The ACPA would be a very expensive alternative to the UDRP and less efficient. Only occasionally do mark owners employ the federal statute and generally to assert an additional claim for trademark infringement.
Domain name registrants have challenged UDRP awards in ACPA actions with mixed success. Where the merits of a case favor an investor, it is not always certain the judgment will include attorney’s fees and damages. But, where mark owners have sued directly or by counterclaim, they have been more successful with attorney’s fees and damages.
5) In your opinion what should someone do if the complainant threatens a domain name holder with a federal action under the ACPA?
Answer: Be very careful! The costs for defending a claim can be prohibitively expensive, but if there is merit to the defense and concrete proof, it should be presented to the mark owner for use later to assert attorney’s fees and damages, or in a UDRP context, reverse domain name hijacking. See D’Agostinos Markets, Inc. d/b/a D’Agostino Supermarkets v. Louise Murphy / WebSiteText, FA2003001889900 (Forum April 29, 2020) (One of my cases as a Panelist, citing John Berryhill’s response to Complainant’s cease-and-desist letter).
6) What are your thoughts on including the following on a landing page. “We are aware of our intellectual property rights in this domain name and will defend them vigorously” I found a registrant doing exactly that. Do you think that can help to avoid some of the frivolous or reaching UDRP filings?

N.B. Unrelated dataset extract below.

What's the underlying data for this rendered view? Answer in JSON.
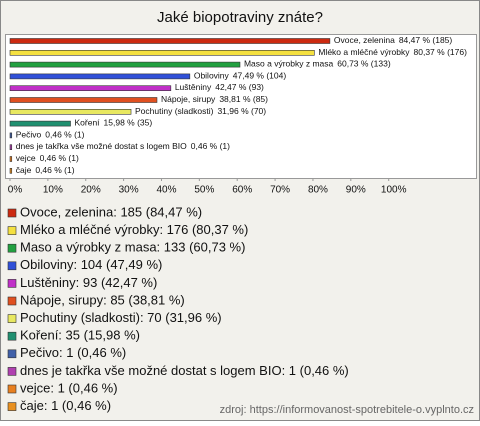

Answer: It’s a terrible idea to attract attention in this way and invite a response, unless there is a genuine defense to an overreaching claim and then follow the advice in the preceding answer.
7) Are there certain cases a domain investor should bookmark and always refer back to where the panelist found owning domain names for resell is a legitimate business?
Answer: The are many cases to bookmark. The Panel in a recent case, without citation to other decisions, noted that “generally speaking, the business practice as such of registering domain names for subsequent re-sale – even for profit – is not by itself a bad faith use. This is only so, when a disputed domain name was in fact also registered in bad faith in the name of the respondent,” Algorand, Inc. v. Kabir S Rawat, FA2006001900213 (Forum July 22, 2020).
The UDRP does not condemn acquiring, holding, and reselling domain names acquired for their semantic value. Many cases can be cited that confirm reselling is a legitimate business. What the UDRP does condemn is acquiring domain names for their trademark value. In ninety percent or more of the cases on the UDRP docket, the respondents have no defense and the registrations are either cancelled or the domain names transferred.
There is a sharp divide between operating a legitimate business of reselling domain name and acquiring domain name for the purpose of targeting trademarks which have magnetic power in attracting consumers.
One is lawful and the other cybersquatting. The view is well summarized in Insider, Inc. v. DNS Admin / Contact Privacy Service, FA1912001874834 (Forum February 3, 2020) a dispute on the phrase “business insider”, : [W]here it is found . . . that a respondent’s modus operandi can be summarized as registration of a domain name that is confusingly similar to the mark of another followed by exploitation of the domain name for profit while awaiting its eventual sale, the ‘reseller’ label will not serve to avoid a finding of bad faith in the registration and use of the domain name.”
8) Do you see penalties ever being awarded for findings of RDNH? I have heard some say domainers don’t want that because every time they legitimately lose, they would then have to pay a penalty.
Answer: It is very unlikely that ICANN will amend the UDRP to include monetary awards. In one instance to my knowledge, a prevailing respondent having been awarded RDNH commenced an ACPA action for attorney’s fees and damages but the matter was quickly resolved, both parties recognizing that the costs would be prohibitive.